Coalition Lawsuit: Court Should Reverse Three D.C. Denials of Access to Database

It should have been an easy request for the D.C. government to fulfill: provide a basic count of public records requests—those received but not closed, the backlog that at one point reached 3,000 during the pandemic.

But the Office of the Chief Technology Officer (OCTO) rebuffed three such requests in 2021, 2022, and 2023, each asking for only a simple bit of data accessible in the computer database where the Office keeps track of most of the roughly 10,000 public requests for records each year.

Now, the non-profit, all volunteer D.C. Open Government Coalition is suing to get the District to provide the information.

In a lawsuit filed on Wednesday, Nov. 29, in D.C. Superior Court by the Public Justice Advocacy Clinic at George Washington University Law School, the Coalition asserts that the D.C. government is violating the city’s open records law, the D.C. Freedom of Information Act (FOIA), D.C. Code §§ 2-531-539, by withholding the data.

“Typing a query into a database is the modern day equivalent of physically searching through and locating data within documents in a filing cabinet.”

Center for Investigative Reporting v. DOJ, 14 F.4th 916 (9th Cir. 2021)

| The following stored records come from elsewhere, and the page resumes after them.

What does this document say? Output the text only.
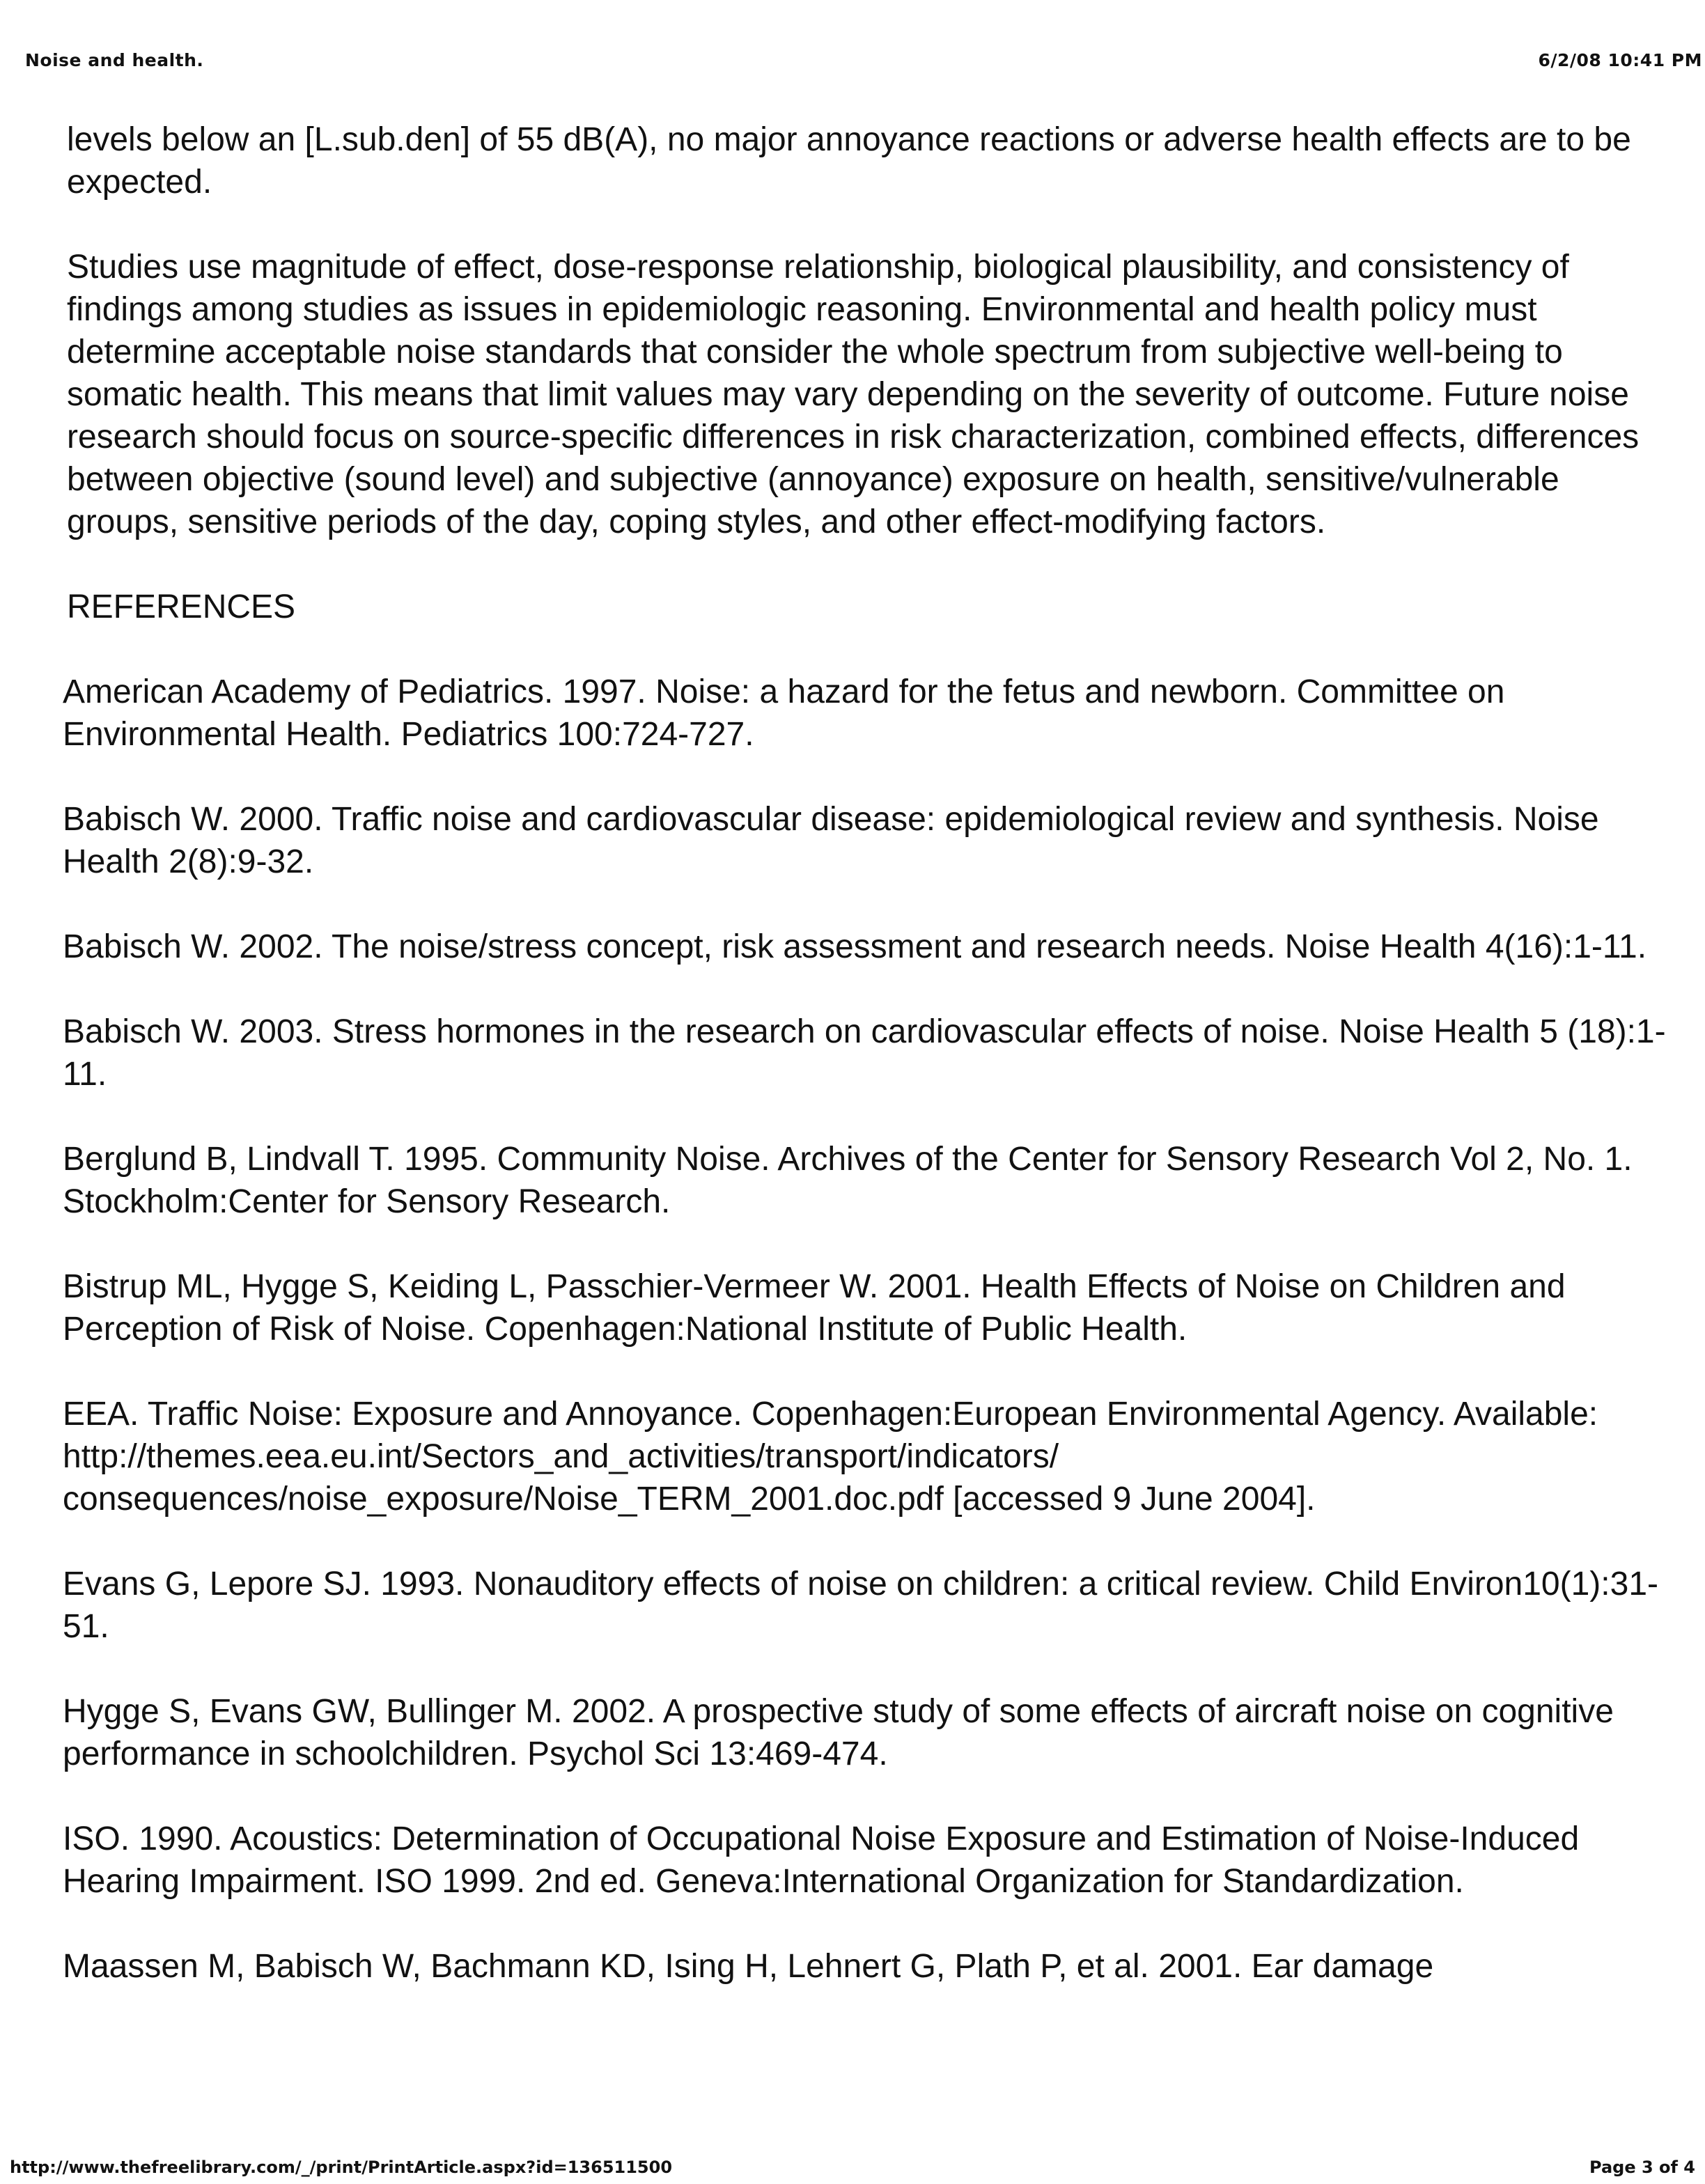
Noise and health.	6/2/08 10:41 PM

levels below an [L.sub.den] of 55 dB(A), no major annoyance reactions or adverse health effects are to be expected.

Studies use magnitude of effect, dose-response relationship, biological plausibility, and consistency of findings among studies as issues in epidemiologic reasoning. Environmental and health policy must determine acceptable noise standards that consider the whole spectrum from subjective well-being to somatic health. This means that limit values may vary depending on the severity of outcome. Future noise research should focus on source-specific differences in risk characterization, combined effects, differences between objective (sound level) and subjective (annoyance) exposure on health, sensitive/vulnerable groups, sensitive periods of the day, coping styles, and other effect-modifying factors.

REFERENCES

American Academy of Pediatrics. 1997. Noise: a hazard for the fetus and newborn. Committee on Environmental Health. Pediatrics 100:724-727.

Babisch W. 2000. Traffic noise and cardiovascular disease: epidemiological review and synthesis. Noise Health 2(8):9-32.

Babisch W. 2002. The noise/stress concept, risk assessment and research needs. Noise Health 4(16):1-11.

Babisch W. 2003. Stress hormones in the research on cardiovascular effects of noise. Noise Health 5 (18):1-11.

Berglund B, Lindvall T. 1995. Community Noise. Archives of the Center for Sensory Research Vol 2, No. 1. Stockholm:Center for Sensory Research.

Bistrup ML, Hygge S, Keiding L, Passchier-Vermeer W. 2001. Health Effects of Noise on Children and Perception of Risk of Noise. Copenhagen:National Institute of Public Health.

EEA. Traffic Noise: Exposure and Annoyance. Copenhagen:European Environmental Agency. Available: http://themes.eea.eu.int/Sectors_and_activities/transport/indicators/ consequences/noise_exposure/Noise_TERM_2001.doc.pdf [accessed 9 June 2004].

Evans G, Lepore SJ. 1993. Nonauditory effects of noise on children: a critical review. Child Environ10(1):31-51.

Hygge S, Evans GW, Bullinger M. 2002. A prospective study of some effects of aircraft noise on cognitive performance in schoolchildren. Psychol Sci 13:469-474.

ISO. 1990. Acoustics: Determination of Occupational Noise Exposure and Estimation of Noise-Induced Hearing Impairment. ISO 1999. 2nd ed. Geneva:International Organization for Standardization.

Maassen M, Babisch W, Bachmann KD, Ising H, Lehnert G, Plath P, et al. 2001. Ear damage

http://www.thefreelibrary.com/_/print/PrintArticle.aspx?id=136511500	Page 3 of 4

A digital database is a body of information stored in computer memory, easily accessed and retrieved in various ways. Searching for and extracting a tiny slice from existing data in a D.C. database does not require any research or burden, such as the creation of new records or redaction of exempt details.

The Coalition sought records showing the backlog of D.C. FOIA requests as part of its work to advocate for agency compliance with the open records law.

“The Coalition made three straightforward D.C. FOIA requests to OCTO for records it certainly maintains reflecting the number of D.C. FOIA requests not marked as closed in the [D.C FOIA] Portal. Each time, OCTO unlawfully denied these requests, relying on varying rationales unsupported by the purpose and text of the D.C. Freedom of Information Act,” according to the Coalition’s complaint beginning the lawsuit.

Most recently, OCTO ignored a June 2, 2023, direction from the Mayor’s Office of Legal Counsel (upholding the Coalition’s appeal of the incorrect OCTO denials) that the agency search its database and/or run a report for the count of requests as requested.

The Coalition is asking the court to order OCTO to do what it has refused to do for two years: disclose the number of open FOIA requests at three points of time.  “Reversing the OCTO argument that they ‘can’t find’ what we requested will be important,” said Coalition President Kirsten B. Mitchell. “Also, we hope the court establishes a common-sense principle for future requesters that databases are records available under D.C. FOIA.”

Counsel for the Coalition is Jeffrey Gutman, Professor of Clinical Law and Clinic Director, together with student attorneys Kaitlyn Iwanowski and Samuel Rutzick.

The case is DC Open Government Coalition v. District of Columbia, No. 2023-CAB-007251. It is assigned to Judge Robert Rigsby. The District has 60 days to respond to the complaint, which is available at the court’s online docket here. The initial court date is a scheduling conference on March 1, 2024.